Wie engagieren Sie sich in Ihrer Gemeinde vor Ort?
Der Kirche fühle ich mich seit der Kindheit verbunden, zunächst weil meine Eltern kirchlich sehr aktiv waren. Ich selbst war in verschiedenen Bereichen der Kirche engagiert, zum Beispiel im Kindergottesdienst und in der Jugendarbeit, bei der Kirchenzeitung und anderes mehr – Kirche gehörte für uns als Familie zu unserem Alltag, war nicht wegzudenken. Besonders inspiriert war ich in der Jugend durch ökumenische Themen und setzte mich für mehr Ökumene in der Kirchengemeinde ein. Kirchentage begeisterten mich. Und auch während meines Studiums blieb ich weiter aktiv und der Kirche verbunden, zum Beispiel in der Studentischen Telefonseelsorge. Mittlerweile bin ich in der 3. Wahlperiode im Kirchenvorstand, war auch hier einige Jahre als Vertrauensfrau tätig und bin Mitglied in Dekanatsausschuss und Dekanatssynode. 2019 wurde ich in die Landessynode gewählt und bin dort im Ausschuss Gesellschaft und Diakonie.
Wie sehen Sie die Zukunft der Kirche?
Aus meiner Sicht ist es unverzichtbar, eine Heimat für die Gemeinschaft der Gläubigen zu sein, die in vielfältigen Gruppen und Veranstaltungen zum Ausdruck kommen kann. Menschen haben eine tiefe Sehnsucht nach Sinn, dabei ist die Form des Ausdrucks von Mensch zu Mensch unterschiedlich und es gilt hier Ideen zu entwickeln, zu experimentieren mit neuen Gottesdienstformen und anderen Formen gelebten Glaubens.
Neue Wege gehen, sich entscheiden, bedeutet immer auch etwas sein lassen, Loslassen oder verändern alter Gewohnheiten. Das ist manchmal schmerzlich, kann uns aber auch zu ganz Neuem führen. Auch aus meiner beruflichen Erfahrung weiß ich, dass in Krisen Chancen stecken, Chancen für Neuaufbruch und positive Veränderung. Eines meiner Lieblingslieder heißt: "Vertraut den neuen Wegen, auf die der Herr uns weist, weil Leben heißt: sich regen, weil Leben wandern heißt". Mut zu Veränderungen, das wünsche ich uns allen. Darauf freue ich mich.
Zur Person
Dipl.-Psych. Dr. phil. Kerstin Pechtold-Kuch ist 60 Jahre alt, verheiratet und lebt in Großheubach im Dekanat Aschaffenburg. Nach dem Abitur folgte das Studium der Psychologie in Marburg, Wien, Freiburg und Hamburg. Aus beruflichen Gründen kam sie nach Würzburg.
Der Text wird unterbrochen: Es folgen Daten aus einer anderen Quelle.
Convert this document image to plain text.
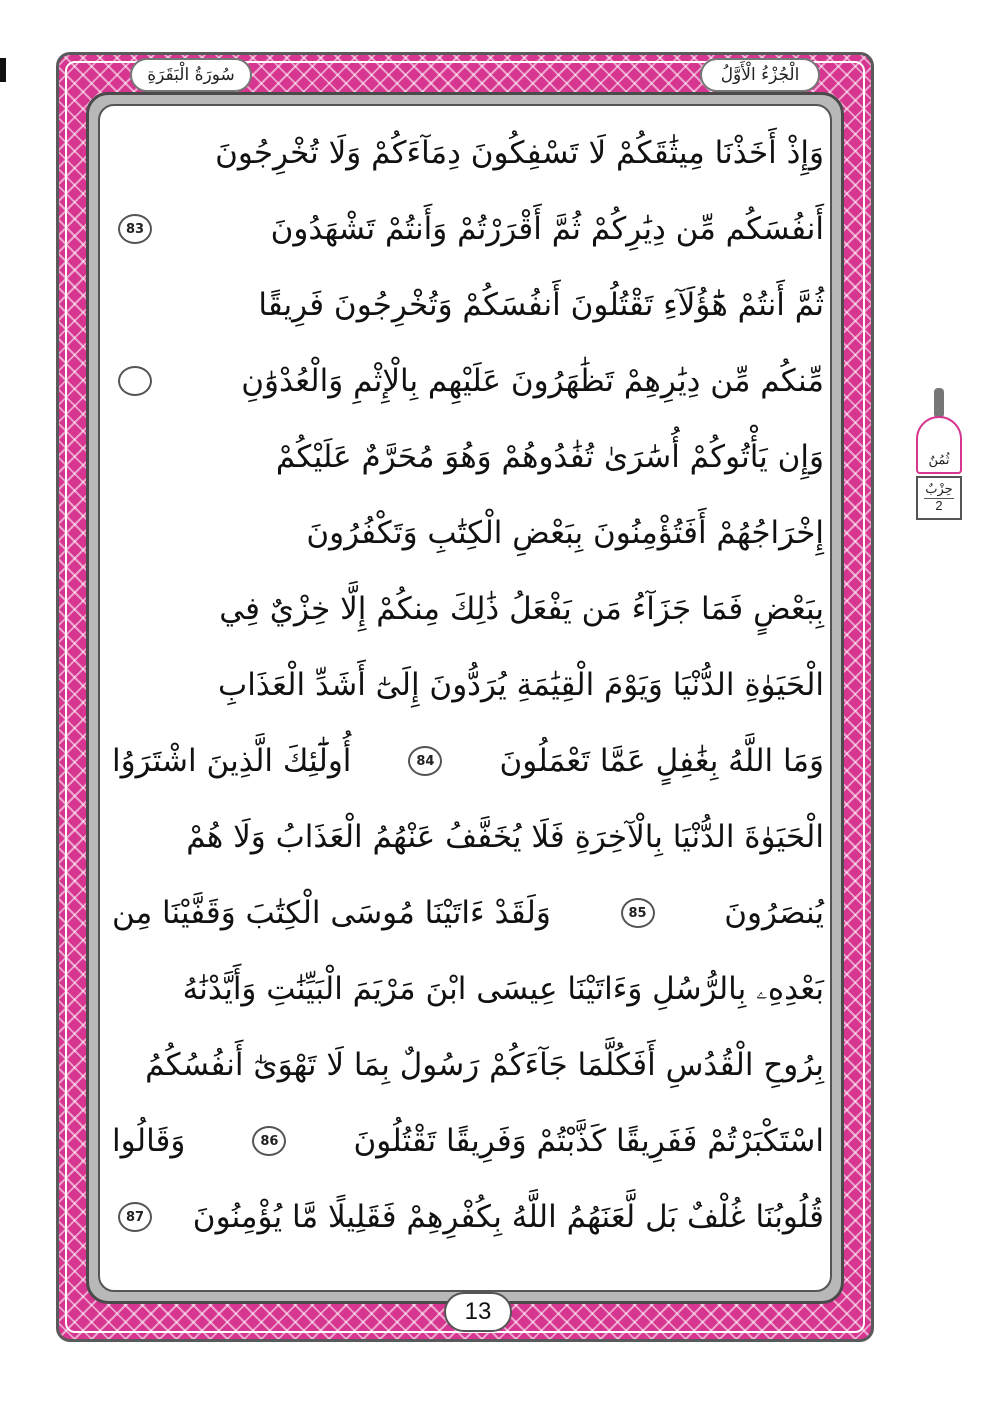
الْجُزْءُ الْأَوَّلُ
سُورَةُ الْبَقَرَةِ
وَإِذْ أَخَذْنَا مِيثَٰقَكُمْ لَا تَسْفِكُونَ دِمَآءَكُمْ وَلَا تُخْرِجُونَ
أَنفُسَكُم مِّن دِيَٰرِكُمْ ثُمَّ أَقْرَرْتُمْ وَأَنتُمْ تَشْهَدُونَ
83
ثُمَّ أَنتُمْ هَٰٓؤُلَآءِ تَقْتُلُونَ أَنفُسَكُمْ وَتُخْرِجُونَ فَرِيقًا
مِّنكُم مِّن دِيَٰرِهِمْ تَظَٰهَرُونَ عَلَيْهِم بِالْإِثْمِ وَالْعُدْوَٰنِ
وَإِن يَأْتُوكُمْ أُسَٰرَىٰ تُفَٰدُوهُمْ وَهُوَ مُحَرَّمٌ عَلَيْكُمْ
إِخْرَاجُهُمْ أَفَتُؤْمِنُونَ بِبَعْضِ الْكِتَٰبِ وَتَكْفُرُونَ
بِبَعْضٍ فَمَا جَزَآءُ مَن يَفْعَلُ ذَٰلِكَ مِنكُمْ إِلَّا خِزْيٌ فِي
الْحَيَوٰةِ الدُّنْيَا وَيَوْمَ الْقِيَٰمَةِ يُرَدُّونَ إِلَىٰٓ أَشَدِّ الْعَذَابِ
وَمَا اللَّهُ بِغَٰفِلٍ عَمَّا تَعْمَلُونَ
84
أُولَٰٓئِكَ الَّذِينَ اشْتَرَوُا
الْحَيَوٰةَ الدُّنْيَا بِالْآخِرَةِ فَلَا يُخَفَّفُ عَنْهُمُ الْعَذَابُ وَلَا هُمْ
يُنصَرُونَ
85
وَلَقَدْ ءَاتَيْنَا مُوسَى الْكِتَٰبَ وَقَفَّيْنَا مِن
بَعْدِهِۦ بِالرُّسُلِ وَءَاتَيْنَا عِيسَى ابْنَ مَرْيَمَ الْبَيِّنَٰتِ وَأَيَّدْنَٰهُ
بِرُوحِ الْقُدُسِ أَفَكُلَّمَا جَآءَكُمْ رَسُولٌ بِمَا لَا تَهْوَىٰٓ أَنفُسُكُمُ
اسْتَكْبَرْتُمْ فَفَرِيقًا كَذَّبْتُمْ وَفَرِيقًا تَقْتُلُونَ
86
وَقَالُوا
قُلُوبُنَا غُلْفٌ بَل لَّعَنَهُمُ اللَّهُ بِكُفْرِهِمْ فَقَلِيلًا مَّا يُؤْمِنُونَ
87
13
ثُمُنٌ
حِزْبٌ
2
Nach psychotherapeutischer Tätigkeit in verschiedenen Kliniken bekam sie 2011 die Gelegenheit eine Kassen-Praxis für Psychotherapie in ihrer alten Heimat zu übernehmen. Seitdem führt Frau Dr. Pechtold-Kuch eine eigene Praxis für Psychotherapie und Neuropsychologie in Miltenberg.